Common stinkhorn: From forest oddity to culinary and medicinal gem
The world of mushrooms extends far beyond porcini and boletus. It includes many hazardous and inedible varieties and some that are off-putting at first glance. One such example is the common stinkhorn, which many people bypass with disgust. However, it turns out that this mushroom is quite worthwhile.
28 August 2024 15:04
The phallus impudicus, also called the smelly or shameful mushroom, is unusual due to its phallic shape. Its peculiar appearance isn't the only thing that discourages foragers; it also emits an unpleasant smell that attracts flies. Many mushroom pickers avoid the common stinkhorn when spotting it on a forest path. Despite its bad reputation, the phallus impudicus is one of the most interesting mushrooms found in our forests. It can be found in deciduous and coniferous forests across Canada, so there's a good chance you might come across it, too.
What does the common stinkhorn look like?
The common stinkhorn appears in forests from July to November, making it a great time for foraging. This mushroom's life cycle starts with a white, spherical form that resembles a chicken egg. The young fruiting bodies of the common stinkhorn are edible and quite tasty.
When the spores inside the common stinkhorn mature, a spectacular transformation occurs. The fruiting body splits open, revealing a stem and cap. As the spores mature, their flavour becomes quite intense, discouraging consumption. Hence, the belief that the mushroom is inedible. And it's advisable not to try it when it's mature, as the smell of decay effectively ruins any culinary appeal.
The foul smell is instrumental in the reproduction of this mushroom. Attracted by the scent of decay, insects coat themselves with spores and distribute them over large distances.

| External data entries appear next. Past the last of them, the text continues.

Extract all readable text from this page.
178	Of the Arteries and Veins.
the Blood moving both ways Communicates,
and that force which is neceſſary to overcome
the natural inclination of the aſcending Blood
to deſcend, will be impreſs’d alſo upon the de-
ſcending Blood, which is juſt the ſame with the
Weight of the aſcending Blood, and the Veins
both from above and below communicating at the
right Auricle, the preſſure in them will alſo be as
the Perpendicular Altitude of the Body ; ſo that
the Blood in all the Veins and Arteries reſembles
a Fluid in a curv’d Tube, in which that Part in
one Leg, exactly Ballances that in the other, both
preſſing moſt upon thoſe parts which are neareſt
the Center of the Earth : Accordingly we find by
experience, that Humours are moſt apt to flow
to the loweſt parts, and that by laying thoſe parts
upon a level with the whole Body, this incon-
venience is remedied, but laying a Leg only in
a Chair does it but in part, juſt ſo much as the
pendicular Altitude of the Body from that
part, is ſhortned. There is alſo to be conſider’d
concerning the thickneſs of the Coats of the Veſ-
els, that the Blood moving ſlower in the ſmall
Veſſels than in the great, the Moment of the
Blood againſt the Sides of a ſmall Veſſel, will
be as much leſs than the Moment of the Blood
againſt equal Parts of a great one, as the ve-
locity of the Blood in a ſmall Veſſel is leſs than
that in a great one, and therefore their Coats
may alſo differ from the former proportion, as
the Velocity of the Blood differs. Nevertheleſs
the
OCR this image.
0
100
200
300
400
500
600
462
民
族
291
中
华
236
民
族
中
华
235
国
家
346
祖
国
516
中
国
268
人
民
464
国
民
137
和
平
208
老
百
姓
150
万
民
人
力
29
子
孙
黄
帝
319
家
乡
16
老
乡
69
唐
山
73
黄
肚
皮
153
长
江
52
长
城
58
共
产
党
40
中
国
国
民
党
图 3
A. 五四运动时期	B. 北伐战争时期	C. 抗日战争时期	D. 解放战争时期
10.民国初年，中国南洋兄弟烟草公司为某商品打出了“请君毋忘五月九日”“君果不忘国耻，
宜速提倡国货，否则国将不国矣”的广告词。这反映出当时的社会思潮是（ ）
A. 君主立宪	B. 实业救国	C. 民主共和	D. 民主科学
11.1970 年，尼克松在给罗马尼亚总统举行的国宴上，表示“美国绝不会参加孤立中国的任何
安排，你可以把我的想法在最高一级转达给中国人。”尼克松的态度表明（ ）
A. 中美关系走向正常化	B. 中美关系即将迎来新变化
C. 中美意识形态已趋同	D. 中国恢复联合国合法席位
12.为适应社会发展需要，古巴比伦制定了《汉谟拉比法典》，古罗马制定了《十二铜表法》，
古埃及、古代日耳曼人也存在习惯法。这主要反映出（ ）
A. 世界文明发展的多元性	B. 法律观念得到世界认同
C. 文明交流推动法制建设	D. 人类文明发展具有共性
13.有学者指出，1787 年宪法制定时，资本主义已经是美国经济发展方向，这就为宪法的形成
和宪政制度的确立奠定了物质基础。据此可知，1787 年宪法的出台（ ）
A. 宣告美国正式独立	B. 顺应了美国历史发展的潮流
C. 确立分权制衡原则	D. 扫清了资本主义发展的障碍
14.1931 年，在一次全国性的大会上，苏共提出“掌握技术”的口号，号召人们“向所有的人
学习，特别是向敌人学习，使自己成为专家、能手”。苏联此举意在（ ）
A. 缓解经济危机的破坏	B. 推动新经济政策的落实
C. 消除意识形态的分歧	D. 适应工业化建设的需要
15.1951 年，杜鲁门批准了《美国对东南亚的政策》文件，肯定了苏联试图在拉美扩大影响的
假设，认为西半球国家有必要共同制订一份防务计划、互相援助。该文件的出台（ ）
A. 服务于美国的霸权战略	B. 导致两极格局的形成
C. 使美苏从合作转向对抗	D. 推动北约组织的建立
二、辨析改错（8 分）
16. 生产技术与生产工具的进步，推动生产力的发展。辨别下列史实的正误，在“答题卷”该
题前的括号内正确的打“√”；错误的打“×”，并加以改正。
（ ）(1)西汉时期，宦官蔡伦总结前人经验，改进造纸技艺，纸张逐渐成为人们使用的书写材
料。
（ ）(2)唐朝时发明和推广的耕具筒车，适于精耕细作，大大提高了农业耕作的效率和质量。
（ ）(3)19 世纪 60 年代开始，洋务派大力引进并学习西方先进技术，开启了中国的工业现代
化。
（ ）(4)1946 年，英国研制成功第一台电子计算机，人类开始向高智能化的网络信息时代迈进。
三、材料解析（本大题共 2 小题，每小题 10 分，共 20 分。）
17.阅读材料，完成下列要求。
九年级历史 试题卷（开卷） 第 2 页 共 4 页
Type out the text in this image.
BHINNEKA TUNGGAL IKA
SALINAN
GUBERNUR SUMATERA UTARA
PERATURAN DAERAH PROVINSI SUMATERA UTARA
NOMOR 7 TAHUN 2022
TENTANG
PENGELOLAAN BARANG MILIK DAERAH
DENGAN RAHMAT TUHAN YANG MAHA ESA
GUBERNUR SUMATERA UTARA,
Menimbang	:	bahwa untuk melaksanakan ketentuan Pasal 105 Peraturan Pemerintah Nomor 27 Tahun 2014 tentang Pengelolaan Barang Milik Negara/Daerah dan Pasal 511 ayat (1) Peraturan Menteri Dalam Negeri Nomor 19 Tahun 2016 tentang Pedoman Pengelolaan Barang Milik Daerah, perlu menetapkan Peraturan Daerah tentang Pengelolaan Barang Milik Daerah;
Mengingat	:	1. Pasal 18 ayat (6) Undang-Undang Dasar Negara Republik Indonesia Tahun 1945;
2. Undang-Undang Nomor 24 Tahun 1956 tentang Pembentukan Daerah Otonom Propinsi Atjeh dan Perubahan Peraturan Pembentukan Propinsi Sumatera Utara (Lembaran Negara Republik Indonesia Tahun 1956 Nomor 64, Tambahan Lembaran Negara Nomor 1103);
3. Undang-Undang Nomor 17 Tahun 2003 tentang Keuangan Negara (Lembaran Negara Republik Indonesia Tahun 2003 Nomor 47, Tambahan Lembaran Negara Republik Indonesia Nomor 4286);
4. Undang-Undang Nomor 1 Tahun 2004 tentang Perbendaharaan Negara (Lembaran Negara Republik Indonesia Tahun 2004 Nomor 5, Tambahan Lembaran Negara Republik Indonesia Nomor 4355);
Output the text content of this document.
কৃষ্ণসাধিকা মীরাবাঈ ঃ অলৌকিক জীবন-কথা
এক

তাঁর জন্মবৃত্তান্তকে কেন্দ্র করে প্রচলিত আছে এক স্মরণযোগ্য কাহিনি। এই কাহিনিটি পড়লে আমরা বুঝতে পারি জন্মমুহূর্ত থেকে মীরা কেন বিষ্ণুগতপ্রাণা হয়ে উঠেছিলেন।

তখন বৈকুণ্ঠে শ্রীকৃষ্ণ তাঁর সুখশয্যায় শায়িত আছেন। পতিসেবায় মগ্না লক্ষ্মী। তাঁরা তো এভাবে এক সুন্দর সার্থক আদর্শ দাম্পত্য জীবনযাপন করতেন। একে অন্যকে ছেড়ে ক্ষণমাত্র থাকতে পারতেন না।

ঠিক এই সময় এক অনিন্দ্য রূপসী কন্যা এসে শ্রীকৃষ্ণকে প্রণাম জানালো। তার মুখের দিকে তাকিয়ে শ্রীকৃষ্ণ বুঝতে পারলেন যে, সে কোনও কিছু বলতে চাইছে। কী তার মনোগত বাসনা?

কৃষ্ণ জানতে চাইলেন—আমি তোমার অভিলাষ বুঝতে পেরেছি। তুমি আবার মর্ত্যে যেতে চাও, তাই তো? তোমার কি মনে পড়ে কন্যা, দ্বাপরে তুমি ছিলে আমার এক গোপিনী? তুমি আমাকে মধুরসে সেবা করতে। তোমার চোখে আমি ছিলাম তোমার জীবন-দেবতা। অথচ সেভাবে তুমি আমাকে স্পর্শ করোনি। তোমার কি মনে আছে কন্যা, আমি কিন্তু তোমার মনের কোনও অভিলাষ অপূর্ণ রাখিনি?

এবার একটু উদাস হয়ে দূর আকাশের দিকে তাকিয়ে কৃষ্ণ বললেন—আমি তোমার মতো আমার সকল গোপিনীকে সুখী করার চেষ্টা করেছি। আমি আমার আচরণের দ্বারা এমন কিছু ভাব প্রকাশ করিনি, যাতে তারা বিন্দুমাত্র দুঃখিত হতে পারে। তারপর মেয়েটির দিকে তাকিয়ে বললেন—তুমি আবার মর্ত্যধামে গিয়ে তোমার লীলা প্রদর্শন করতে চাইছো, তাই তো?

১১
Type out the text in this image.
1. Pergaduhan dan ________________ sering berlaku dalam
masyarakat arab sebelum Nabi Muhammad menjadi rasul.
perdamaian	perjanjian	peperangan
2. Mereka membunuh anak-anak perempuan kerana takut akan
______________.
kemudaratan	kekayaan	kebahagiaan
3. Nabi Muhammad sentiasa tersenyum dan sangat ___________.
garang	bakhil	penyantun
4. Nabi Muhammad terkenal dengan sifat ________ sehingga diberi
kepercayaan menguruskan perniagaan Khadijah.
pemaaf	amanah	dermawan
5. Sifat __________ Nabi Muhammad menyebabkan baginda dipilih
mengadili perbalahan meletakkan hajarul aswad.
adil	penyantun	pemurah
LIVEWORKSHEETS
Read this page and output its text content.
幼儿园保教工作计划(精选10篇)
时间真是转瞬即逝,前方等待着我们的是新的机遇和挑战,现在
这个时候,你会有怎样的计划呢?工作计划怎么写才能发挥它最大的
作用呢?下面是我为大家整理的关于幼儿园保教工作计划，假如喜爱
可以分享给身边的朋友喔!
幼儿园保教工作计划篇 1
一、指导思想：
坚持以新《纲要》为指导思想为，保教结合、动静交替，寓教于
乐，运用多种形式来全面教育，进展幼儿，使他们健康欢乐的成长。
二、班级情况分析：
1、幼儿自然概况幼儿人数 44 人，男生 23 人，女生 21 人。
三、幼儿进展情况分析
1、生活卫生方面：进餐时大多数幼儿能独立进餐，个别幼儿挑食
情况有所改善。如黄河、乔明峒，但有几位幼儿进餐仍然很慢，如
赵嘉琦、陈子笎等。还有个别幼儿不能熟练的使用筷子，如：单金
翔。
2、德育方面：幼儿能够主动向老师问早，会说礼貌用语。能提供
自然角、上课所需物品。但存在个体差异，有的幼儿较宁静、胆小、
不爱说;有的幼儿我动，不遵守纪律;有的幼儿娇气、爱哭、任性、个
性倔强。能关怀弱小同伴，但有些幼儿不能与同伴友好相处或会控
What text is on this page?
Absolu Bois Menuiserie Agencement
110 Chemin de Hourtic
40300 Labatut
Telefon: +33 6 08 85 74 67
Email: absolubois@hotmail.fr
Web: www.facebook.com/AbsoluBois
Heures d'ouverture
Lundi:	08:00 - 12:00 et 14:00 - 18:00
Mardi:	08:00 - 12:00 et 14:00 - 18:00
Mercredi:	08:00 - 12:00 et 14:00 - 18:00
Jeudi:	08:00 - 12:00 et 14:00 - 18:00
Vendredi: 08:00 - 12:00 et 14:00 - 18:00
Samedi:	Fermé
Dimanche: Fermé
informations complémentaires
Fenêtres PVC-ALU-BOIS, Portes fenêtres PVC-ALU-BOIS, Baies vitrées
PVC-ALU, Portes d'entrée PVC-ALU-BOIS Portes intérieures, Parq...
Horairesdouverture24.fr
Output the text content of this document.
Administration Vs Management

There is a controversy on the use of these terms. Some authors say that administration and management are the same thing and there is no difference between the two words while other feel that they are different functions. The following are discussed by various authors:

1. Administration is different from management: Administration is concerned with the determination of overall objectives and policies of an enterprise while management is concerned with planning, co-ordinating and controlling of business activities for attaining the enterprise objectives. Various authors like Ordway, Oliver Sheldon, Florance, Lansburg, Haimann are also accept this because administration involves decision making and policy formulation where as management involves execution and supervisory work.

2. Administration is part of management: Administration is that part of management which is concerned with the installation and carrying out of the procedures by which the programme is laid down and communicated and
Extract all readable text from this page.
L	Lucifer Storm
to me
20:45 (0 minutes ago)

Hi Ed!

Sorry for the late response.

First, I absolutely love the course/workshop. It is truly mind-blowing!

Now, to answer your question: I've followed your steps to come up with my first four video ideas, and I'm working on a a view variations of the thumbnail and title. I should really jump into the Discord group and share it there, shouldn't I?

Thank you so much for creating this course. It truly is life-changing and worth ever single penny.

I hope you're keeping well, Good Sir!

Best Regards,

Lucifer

Is the common stinkhorn edible?
Young fruiting bodies of the mushroom are edible and considered a delicacy in countries like France and Germany. Their taste resembles a blend of radish, kohlrabi, and a touch of earth.
A tincture made from common stinkhorn has medicinal uses both externally (for healing wounds, ulcers, bedsores, rheumatism, bites, toothaches) and internally (for kidney diseases, asthma, tuberculosis, high cholesterol, hypertension).
Foresters suggest consuming the white cores taken from inside the stinkhorn egg raw. In this form, they are crispy, and their taste is described as earthy-radish-like. On the other hand, slices are best eaten fried after removing the shell and gelatinous layer. They don't soften like other mushrooms during thermal processing but become crispy.
Remember, never pick mushrooms unless you are entirely sure of their identity. Leave them in the forest or take them to a nearby health authority, where a mycology expert will handle the identification. Always exercise caution when foraging.